Graphene‐Supported Ni/Sc 2 O 3 Nanoheterostructures: Oxygen Vacancy‐Enhanced Catalysis for High‐Performance Mg‐Based Hydrogen Storage

Abstract Efficient hydrogen storage remains a critical challenge for large‐scale energy applications. Here, a novel catalyst design—ultrafine Ni/Sc 2 O 3 nanoheterostructures anchored on few‐layer graphene (Ni/Sc 2 O 3 @FLG)—that dramatically enhances the hydrogen sorption performance of MgH 2 is reported. The integrated heterostructure combines strong Ni‐Sc 2 O 3 interactions, abundant oxygen vacancies, and a high‐surface‐area FLG scaffold to achieve exceptional catalytic activity.
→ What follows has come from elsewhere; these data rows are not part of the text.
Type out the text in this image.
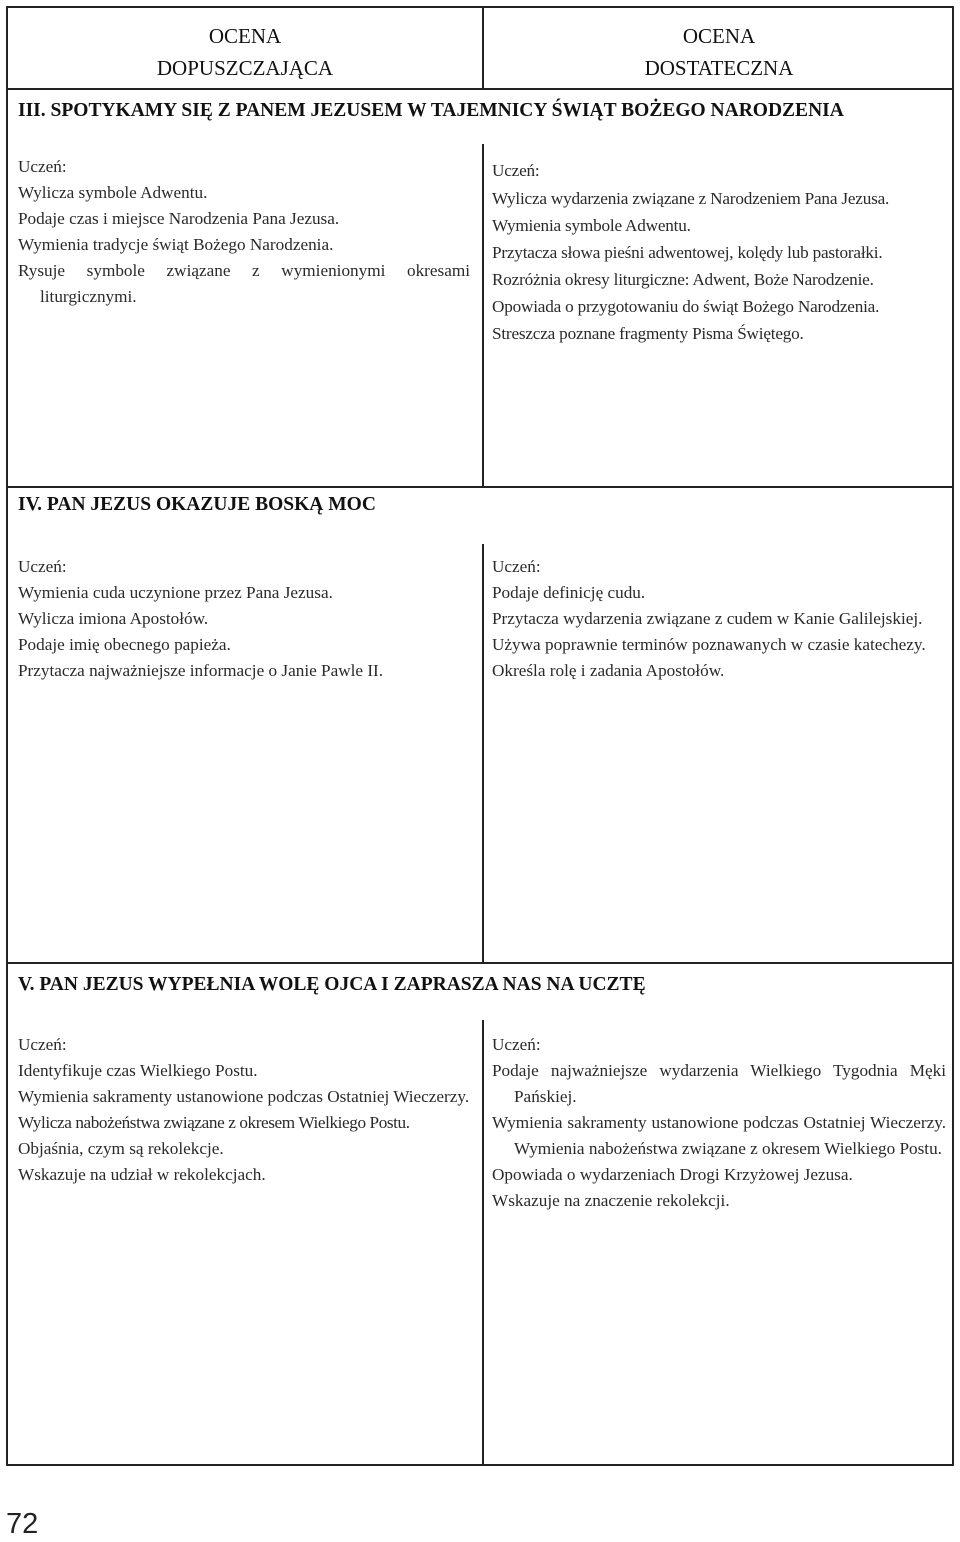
OCENA
DOPUSZCZAJĄCA
OCENA
DOSTATECZNA
III. SPOTYKAMY SIĘ Z PANEM JEZUSEM W TAJEMNICY ŚWIĄT BOŻEGO NARODZENIA
Uczeń:
Wylicza symbole Adwentu.
Podaje czas i miejsce Narodzenia Pana Jezusa.
Wymienia tradycje świąt Bożego Narodzenia.
Rysuje symbole związane z wymienionymi okresami liturgicznymi.
Uczeń:
Wylicza wydarzenia związane z Narodzeniem Pana Jezusa.
Wymienia symbole Adwentu.
Przytacza słowa pieśni adwentowej, kolędy lub pastorałki.
Rozróżnia okresy liturgiczne: Adwent, Boże Narodzenie.
Opowiada o przygotowaniu do świąt Bożego Narodzenia.
Streszcza poznane fragmenty Pisma Świętego.
IV. PAN JEZUS OKAZUJE BOSKĄ MOC
Uczeń:
Wymienia cuda uczynione przez Pana Jezusa.
Wylicza imiona Apostołów.
Podaje imię obecnego papieża.
Przytacza najważniejsze informacje o Janie Pawle II.
Uczeń:
Podaje definicję cudu.
Przytacza wydarzenia związane z cudem w Kanie Galilejskiej.
Używa poprawnie terminów poznawanych w czasie katechezy.
Określa rolę i zadania Apostołów.
V. PAN JEZUS WYPEŁNIA WOLĘ OJCA I ZAPRASZA NAS NA UCZTĘ
Uczeń:
Identyfikuje czas Wielkiego Postu.
Wymienia sakramenty ustanowione podczas Ostatniej Wieczerzy.
Wylicza nabożeństwa związane z okresem Wielkiego Postu.
Objaśnia, czym są rekolekcje.
Wskazuje na udział w rekolekcjach.
Uczeń:
Podaje najważniejsze wydarzenia Wielkiego Tygodnia Męki Pańskiej.
Wymienia sakramenty ustanowione podczas Ostatniej Wieczerzy. Wymienia nabożeństwa związane z okresem Wielkiego Postu.
Opowiada o wydarzeniach Drogi Krzyżowej Jezusa.
Wskazuje na znaczenie rekolekcji.
72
When incorporated into MgH 2 , the composite exhibits an onset dehydrogenation temperature as low as 170 °C and a peak temperature of 233.7 °C, representing a reduction of 139 °C compared to pristine MgH 2 . At 300 °C, 6.04 wt.% H 2 is released within 5 min, while rapid hydrogen uptake occurs even at 100 °C (5.19 wt.% in 30 s). The material maintains 95% capacity over 50 cycles with negligible kinetic degradation. Mechanistic studies and density functional theory calculations reveal that the superior performance originates from synergistic effects: oxygen vacancy‐induced electron channeling, in situ formation of active phases (Mg 2 Ni/Mg 2 NiH 4 and metallic Sc), and a hydrogen pump effect. This work provides a scalable strategy for designing multifunctional nanocatalysts and offers new insights into accelerating hydrogen sorption kinetics in Mg‐based systems.